Una de las vías para la emisión fue por el abandonado mecanismo de “adelantos transitorios” (unos 40 mil millones), una suerte de préstamos para asistir al Tesoro. La estrategia se había abandonado en junio de 2018, luego de que Sandleris propusiera el objetivo de “emisión cero”, una política que se abandonó en septiembre pero que en noviembre fue récord.
En noviembre, la recaudación creció 58,2%, 10 puntos por encima de la inflación
El otro gran ítem que explica la emisión es el de la compra de reservas. La venta de dólares se vio reforzada por particulares que debieron deshacerse de sus divisas en el marco del cepo “hard” y también por el fuerte aumento de las liquidaciones de los exportadores, que pretenden adelantarse a un posible aumento de retenciones con el cambio de gobierno. Con este mecanismo se compraron 2.427 millones de dólares desde la instauración del cepo, lo que implicó la emisión de casi 131 mil millones de pesos.
El último elemento que explica el crecimiento de la base monetaria fue la reducción de stock de Leliq, que luego de la modificación del BCRA de noviembre implicó un aumento de base monetaria de 154 mil millones. Este incremento, sin embargo, no preocupa tanto a los economistas ya que se trata de dinero que permanece “encajado” en el Central y no circula.

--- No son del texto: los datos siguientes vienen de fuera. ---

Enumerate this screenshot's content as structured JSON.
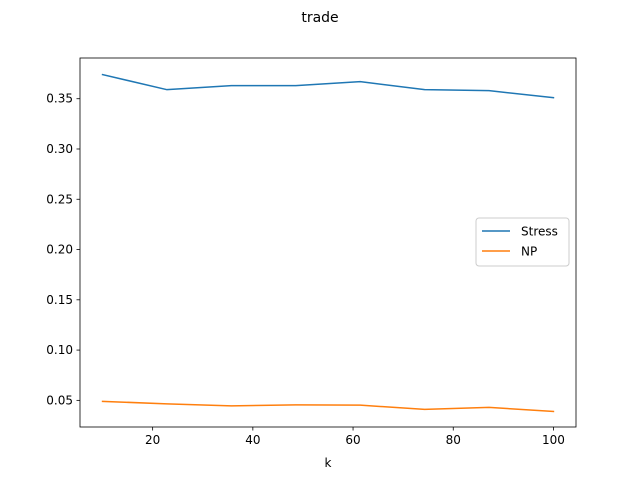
{
  "chart_data": {
    "type": "line",
    "title": "trade",
    "xlabel": "k",
    "ylabel": "",
    "x": [
      10,
      22.86,
      35.71,
      48.57,
      61.43,
      74.29,
      87.14,
      100
    ],
    "xlim": [
      5.5,
      104.5
    ],
    "ylim": [
      0.0235,
      0.3905
    ],
    "xticks": [
      20,
      40,
      60,
      80,
      100
    ],
    "yticks": [
      0.05,
      0.1,
      0.15,
      0.2,
      0.25,
      0.3,
      0.35
    ],
    "xtick_labels": [
      "20",
      "40",
      "60",
      "80",
      "100"
    ],
    "ytick_labels": [
      "0.05",
      "0.10",
      "0.15",
      "0.20",
      "0.25",
      "0.30",
      "0.35"
    ],
    "grid": false,
    "legend_position": "center-right",
    "series": [
      {
        "name": "Stress",
        "color": "#1f77b4",
        "values": [
          0.374,
          0.359,
          0.363,
          0.363,
          0.367,
          0.359,
          0.358,
          0.351
        ]
      },
      {
        "name": "NP",
        "color": "#ff7f0e",
        "values": [
          0.049,
          0.0465,
          0.0445,
          0.0455,
          0.0452,
          0.041,
          0.043,
          0.039
        ]
      }
    ]
  }
}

En principio, la calma cambiaria del último mes da cuenta de que por el momento la enorme emisión de pesos no ha tenido un impacto directo en el mercado cambiario. Pero, según diversos analistas, el posible problema se presentaría en diciembre, cuando el exceso de emisión de noviembre conspiraría contra las necesidades del último mes del año que, junto con enero, son los meses en que el Tesoro necesita de más dinero.